PAROXYSMAL ATRIAL FIBRILLATION WITH PULMONARY VEIN TRIGGERS
Case presented by:
A 62-year-old patient with weekly symptomatic episodes of paroxysmal atrial fibrillation (AF) after a previous failed ablation is referred for repeat catheter ablation. During the procedure, the intracardiac tracing shown in Figure 25.1 is recorded.
Figure 25.1. Intracardiac tracings during the procedure as well as the catheter location.
Question No. 1: What does the intracardiac recording show?
A.Sinus rhythm.
B.Premature atrial contractions arising from the distal coronary sinus (CS).
C.Premature atrial contractions arising from the left superior pulmonary vein (LSPV).
D.Both A and B.
E.Both A and C.
Discussion
Our approach at conventional intracardiac mapping during AF ablation involves placing a duo-decapolar catheter with the distal 10 poles in the CS and the proximal 10 poles along the high right atrium (HRA)/crista terminalis, and a decapolar circular mapping catheter within the PV antra.

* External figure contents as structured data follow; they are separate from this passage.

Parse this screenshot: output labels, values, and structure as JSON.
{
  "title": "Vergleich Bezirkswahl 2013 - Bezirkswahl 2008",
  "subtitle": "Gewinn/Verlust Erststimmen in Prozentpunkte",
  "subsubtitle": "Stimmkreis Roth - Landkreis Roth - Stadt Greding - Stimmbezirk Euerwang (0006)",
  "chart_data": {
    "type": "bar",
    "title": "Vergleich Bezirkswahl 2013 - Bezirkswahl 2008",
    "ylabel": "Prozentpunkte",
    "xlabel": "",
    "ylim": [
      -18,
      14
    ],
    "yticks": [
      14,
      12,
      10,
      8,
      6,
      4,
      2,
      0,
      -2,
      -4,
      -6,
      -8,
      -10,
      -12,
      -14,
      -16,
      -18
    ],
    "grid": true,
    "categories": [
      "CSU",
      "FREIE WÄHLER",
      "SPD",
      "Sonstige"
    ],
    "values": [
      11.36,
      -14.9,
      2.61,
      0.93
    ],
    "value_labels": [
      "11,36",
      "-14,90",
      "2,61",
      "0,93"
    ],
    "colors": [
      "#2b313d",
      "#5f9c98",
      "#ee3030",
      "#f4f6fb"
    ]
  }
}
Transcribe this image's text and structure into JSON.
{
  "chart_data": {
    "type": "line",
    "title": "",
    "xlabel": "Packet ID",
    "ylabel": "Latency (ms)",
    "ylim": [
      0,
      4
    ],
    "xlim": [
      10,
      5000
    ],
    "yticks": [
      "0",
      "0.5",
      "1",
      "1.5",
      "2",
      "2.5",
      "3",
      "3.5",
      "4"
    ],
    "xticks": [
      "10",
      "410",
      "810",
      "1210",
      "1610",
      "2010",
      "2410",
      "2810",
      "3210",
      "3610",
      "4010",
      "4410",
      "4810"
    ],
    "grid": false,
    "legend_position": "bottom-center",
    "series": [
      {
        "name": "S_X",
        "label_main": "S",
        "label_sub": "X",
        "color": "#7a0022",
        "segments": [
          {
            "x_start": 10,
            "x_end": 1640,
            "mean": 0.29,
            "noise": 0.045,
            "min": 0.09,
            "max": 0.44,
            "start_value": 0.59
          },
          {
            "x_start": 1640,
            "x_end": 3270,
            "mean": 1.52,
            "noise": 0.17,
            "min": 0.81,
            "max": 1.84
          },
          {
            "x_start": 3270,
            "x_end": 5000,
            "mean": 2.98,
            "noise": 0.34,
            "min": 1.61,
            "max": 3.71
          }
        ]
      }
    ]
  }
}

During normal sinus rhythm, atrial activation begins from the HRA (more proximal poles of the 20-pole catheter), spreads toward the low-right atrium and then to the left atrium. The activation of the left atrium during normal sinus rhythm may occur through 3 different routes: (1) cranially through the Bachmann’s bundle (up to 70% of patients); (2) at the level of the fossa ovalis; or (3) caudally at the region of the triangle of Koch. Predominant left atrial activation through the Bachmann’s bundle can be demonstrated by distal CS activation (superior and lateral) preceding mid-CS activation (inferior and septal). On the other hand, predominant left atrial activation through the fossa ovalis/caudal right atrium is suggested by a proximal-to-distal activation of the CS.
In Figure 25.1, the first and third beats of the intracardiac tracing show normal sinus rhythm. The left atrial activation occurs predominantly at the level of the fossa ovalis/caudal right atrium. The contribution of the Bachmann’s bundle to left atrial activation in this patient cannot be well-evaluated, due to the position of the CS catheter, which is not advanced to cover the more lateral aspect of the atrioventricular (AV) groove (Figure 25.2).